Charles Krauthammer is my VIP for this week for several reasons. One reason is that he is a brilliant man who made life better and/or interesting for millions of people. A second reason is his announcement that he has only few weeks to live.
Krauthammer was born in 1950 in New York City. His father was from Ukraine, his mother was from Belgium, and his only brother was four years older. Both of his parents were Orthodox Jews, and they educated their two sons at a Hebrew school. The family spoke French in their home and moved to Montreal when Krauthammer was five years old.
Krauthammer graduated with First Class Honours in 1970 from McGill University in Montreal. Since McGill University had a lot of political activism, he learned to avoid extremism – whether far left or far right. A year after graduating from McGill, Krauthammer studied as a Commonwealth Scholar in politics at Balliol College at Oxford. He then returned to the United States to attend medical school at Harvard.
During his first year of medical school, Krauthammer suffered a serious diving board accident and was left paralyzed from the neck down. He was in the hospital for 14 months and used a wheelchair the rest of his life. In spite of his injuries, he continued with his studies and graduated with his original class in 1975.
Krauthammer was a resident in psychiatry at Massachusetts General Hospital from 1975 to 1978 and served as the chief resident during his final year. While a chief resident, “he noted a variant of manic depression (bipolar disorder) that he identified and named `Secondary Mania.’ He published his findings in the Archives of General Psychiatry. He also coauthored a path-finding study on the epidemiology of mania.’”
In 1978, Krauthammer moved to Washington, D.C., to direct planning in psychiatric research under the Carter administration. He began contributing articles about politics to The New Republic and, in 1980, served as a speech writer to Vice President Walter Mondale. He contributed to the third edition of the Diagnostic and Statistical Manual of Mental Disorders. In January 1981, Krauthammer joined The New Republic as both a writer and editor.

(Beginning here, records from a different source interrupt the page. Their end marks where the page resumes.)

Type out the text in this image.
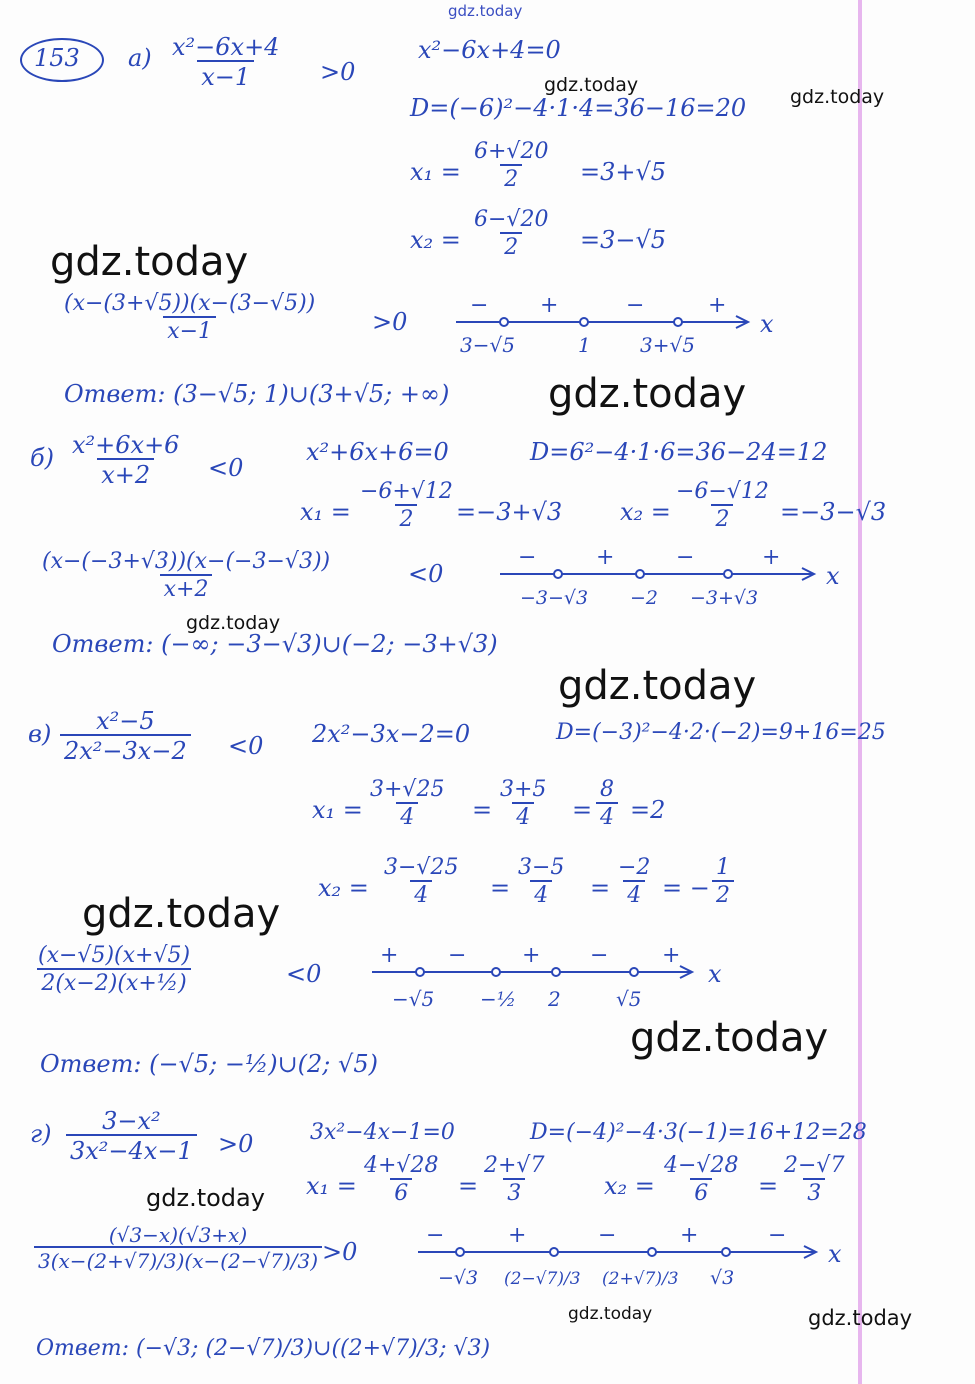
gdz.today
gdz.today
gdz.today
gdz.today
gdz.today
gdz.today
gdz.today
gdz.today
gdz.today
gdz.today
gdz.today	gdz.today
153 $а) \frac{\text{x²−6x+4}}{x-1} >0$
x²−6x+4=0
D=(−6)²−4·1·4=36−16=20
$x_1 = \frac{6+√20}{2} =3+√5$
$x_2 = \frac{6-√20}{2} =3-√5$
$\frac{(x-(3+√5))(x-(3-√5))}{x-1} >0$
− +	−	+
3−√5	1 3+√5
x
Ответ: (3−√5; 1)∪(3+√5; +∞)
$б) \frac{\text{x²+6x+6}}{x+2} <0$
x²+6x+6=0	D=6²−4·1·6=36−24=12
$x_1 = \frac{-6+√12}{2} =-3+√3$ $x_2 = \frac{-6-√12}{2} =-3-√3$
$\frac{(x-(-3+√3))(x-(-3-√3))}{x+2}$	<0
−	+	−	+
−3−√3 −2 −3+√3
x
Ответ: (−∞; −3−√3)∪(−2; −3+√3)
$в) \frac{\text{x²−5}}{\text{2x²−3x−2}} <0$ 2x²−3x−2=0	D=(−3)²−4·2·(−2)=9+16=25
$x_1 = \frac{3+√25}{4} = \frac{3+5}{4} = \frac{8}{4} =2$
$x_2 = \frac{3-√25}{4} = \frac{3-5}{4} = \frac{-2}{4}$ = − $\frac{1}{2}$
$\frac{(x-√5)(x+√5)}{\text{2(x−2)(x+½)}}$	<0
+ −	+ − +
−√5 −½ 2	√5
x
Ответ: (−√5; −½)∪(2; √5)
$г) \frac{\text{3−x²}}{\text{3x²−4x−1}} >0$	3x²−4x−1=0	D=(−4)²−4·3(−1)=16+12=28
$x_1 = \frac{4+√28}{6} = \frac{2+√7}{3} x_2 = \frac{4-√28}{6} = \frac{2-√7}{3}$
$\frac{(√3-x)(√3+x)}{3(x-(2+√7)/3)(x-(2-√7)/3)} >0$
−	+	−	+	−
−√3 (2−√7)/3 (2+√7)/3 √3
x
Ответ: (−√3; (2−√7)/3)∪((2+√7)/3; √3)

In 1983, he began writing essays for Time magazine, including one on the Reagan Doctrine, which first brought him national acclaim as a writer.
In 1984, he was board certified in psychiatry by the American Board of Psychiatry and Neurology. His New Republic essays won the `National Magazine Award for Essays and Criticism.’ The weekly column he began writing for The Washington Post in 1985 won him the Pulitzer Prize for commentary in 1987. In 1990 he became a panelist for the weekly PBS political roundtable Inside Washington, remaining with the show until it ceased production in December 2013. For the last decade, he has been a political analyst and commentator for Fox News.
Krauthammer, now 68 years old, has been silent, or nearly so for most of the past year. He revealed on Friday, June 8, 2018, that he is in the final stages of cancer and has just weeks to live. This is his statement:
I have been uncharacteristically silent these past ten months…. I had thought that silence would soon be coming to an end, but I’m afraid I must tell you now that fate has decided on a different course for me.
[He stated that recent testing showed that his cancer is back.] There was no sign of it as recently as a month ago, which means it is aggressive and spreading rapidly…. My doctors tell me their best estimate is that I have only a few weeks left to live. This is the final verdict. My fight is over.
I leave this life with no regrets ….. It was a wonderful life – full and complete with the great loves and great endeavors that make it worth living. I am sad to leave, but I leave with the knowledge that I lived the life that I intended.
I began listening to and reading the words of Krauthammer some years ago. I did not know of his academic or writing successes, much less about his diving accident. I did not realize that he lived his life in a wheelchair – much like my beloved nephew who was also a quadriplegic from an accident. I will miss the wisdom of Krauthammer’s words.